L’Algérie, pays riche en ressources naturelles, vient de faire une découverte qui pourrait bien changer la donne sur le marché mondial de l’or. Deux mines d’or, renfermant plus de 60 tonnes du précieux métal, ont été mises à jour. Cette trouvaille exceptionnelle pourrait-elle être une véritable aubaine pour l’économie algérienne et bouleverser les équilibres économiques mondiaux ? C’est ce que nous allons explorer dans cet article.
Restez avec nous pour découvrir comment cette découverte pourrait influencer l’avenir de l’Algérie et du marché de l’or.
Une réserve d’or de 60 tonnes dévoilée dans les mines algériennes de Tirek et Amesmessa
Belkacem Soltani, PDG du groupe minier Sonarem, a annoncé la découverte de plus de 60 tonnes d’or dans les mines de Tirek et Amesmessa, situées dans la wilaya de Tamanrasset, au sud de l’Algérie. Cette annonce, relayée par le journal Echourouk Online, souligne l’intérêt croissant pour une exploitation plus structurée de ces sites. L’Algérie envisage d’ailleurs d’ouvrir ces projets à des investissements locaux et étrangers.
Grâce à l’implication de petits investisseurs et entreprises, environ 60 000 tonnes de minerai d’or ont déjà été extraites au cours des trois dernières années, produisant près de 400 kilogrammes d’or pur.
Un appel à l’investissement pour une exploitation minière plus organisée
L’Algérie manifeste un intérêt grandissant pour une gestion plus structurée de ses mines d’or, notamment celles de Tirek et Amesmessa. Le pays envisage d’ouvrir ces projets à des investisseurs locaux et internationaux, dans le but d’optimiser l’utilisation de ces ressources précieuses. L’implication de petits acteurs économiques et entreprises a déjà porté ses fruits, avec l’extraction de près de 60 000 tonnes de minerai d’or au cours des trois dernières années.
Cette activité a permis la production d’environ 400 kilogrammes d’or pur, démontrant ainsi le potentiel considérable de ces sites miniers.

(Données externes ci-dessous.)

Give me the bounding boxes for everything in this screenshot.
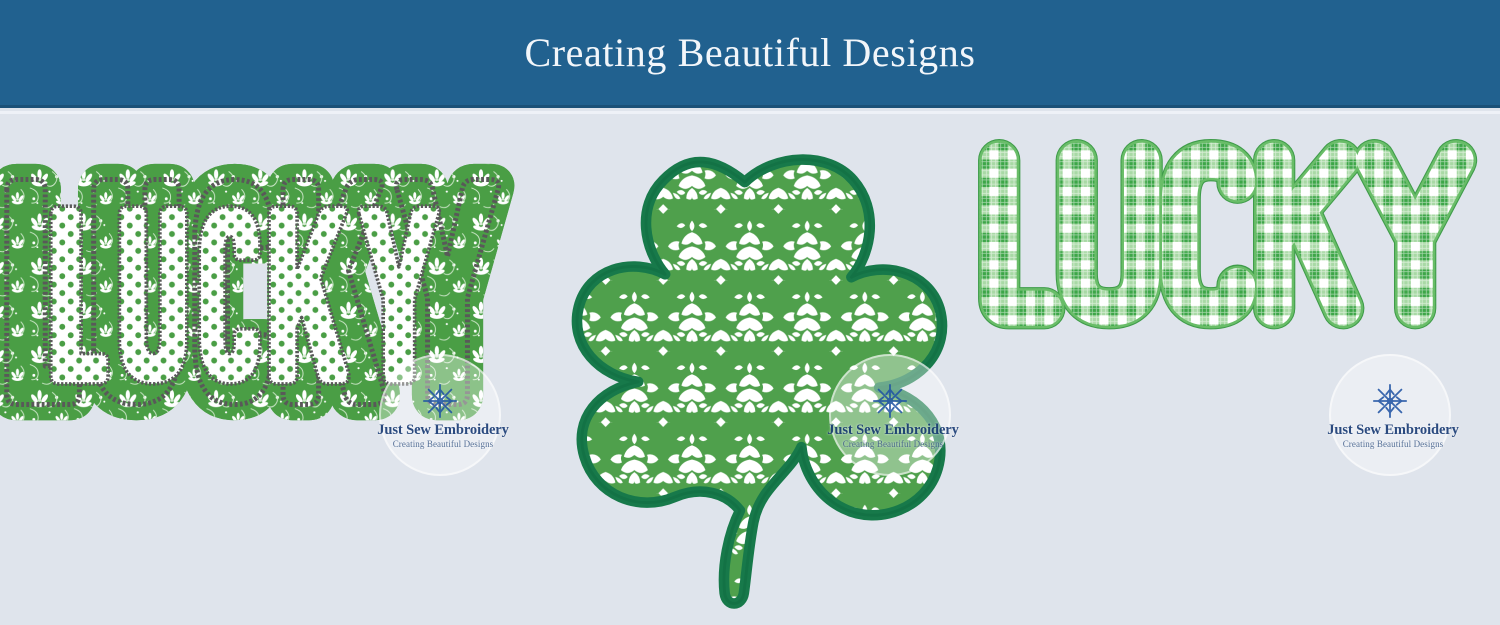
site-header-banner: Creating Beautiful Designs bbox=[0, 0, 1500, 108]
lucky-floral-artwork bbox=[0, 114, 530, 625]
design-lucky-gingham[interactable] bbox=[975, 114, 1500, 625]
gingham-fabric-fill bbox=[999, 160, 1456, 308]
page-root: Creating Beautiful Designs bbox=[0, 0, 1500, 625]
design-lucky-floral[interactable] bbox=[0, 114, 530, 625]
lucky-gingham-artwork bbox=[975, 114, 1500, 625]
design-gallery bbox=[0, 114, 1500, 625]
shamrock-artwork bbox=[540, 114, 960, 625]
page-title: Creating Beautiful Designs bbox=[524, 33, 975, 73]
design-shamrock[interactable] bbox=[540, 114, 960, 625]
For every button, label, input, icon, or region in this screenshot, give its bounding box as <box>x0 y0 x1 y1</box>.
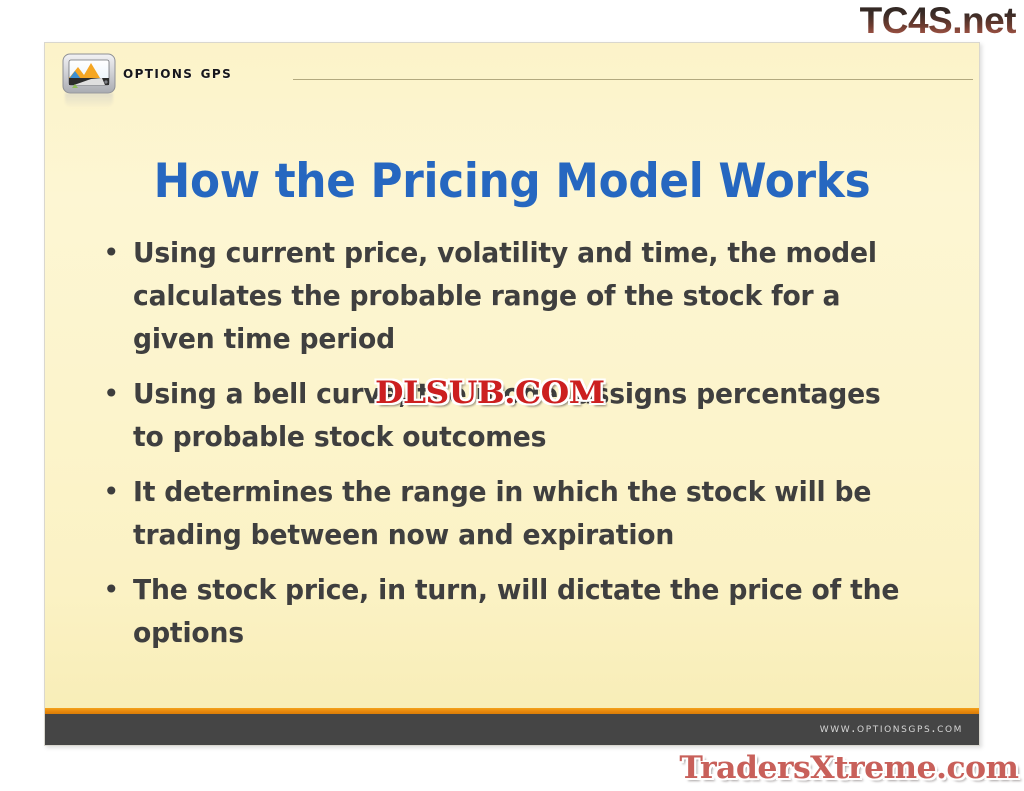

Le potentiel du secteur du marbre en Algérie
Belkacem Soltani, à la tête de Sonarem, a également évoqué le potentiel du secteur du marbre en Algérie. Avec des réserves nationales estimées à 140 millions de mètres cubes, l’Algérie pourrait réduire, voire stopper, ses importations de marbre. Le groupe Sonarem, qui possède une quinzaine de carrières de marbre et de pierres diverses, estime que les réserves exploitables sont de 40 millions de mètres cubes.
En partenariat avec des entreprises locales, il serait possible de produire jusqu’à 10 millions de mètres cubes de marbre par an, ce qui représente une opportunité économique significative pour le pays.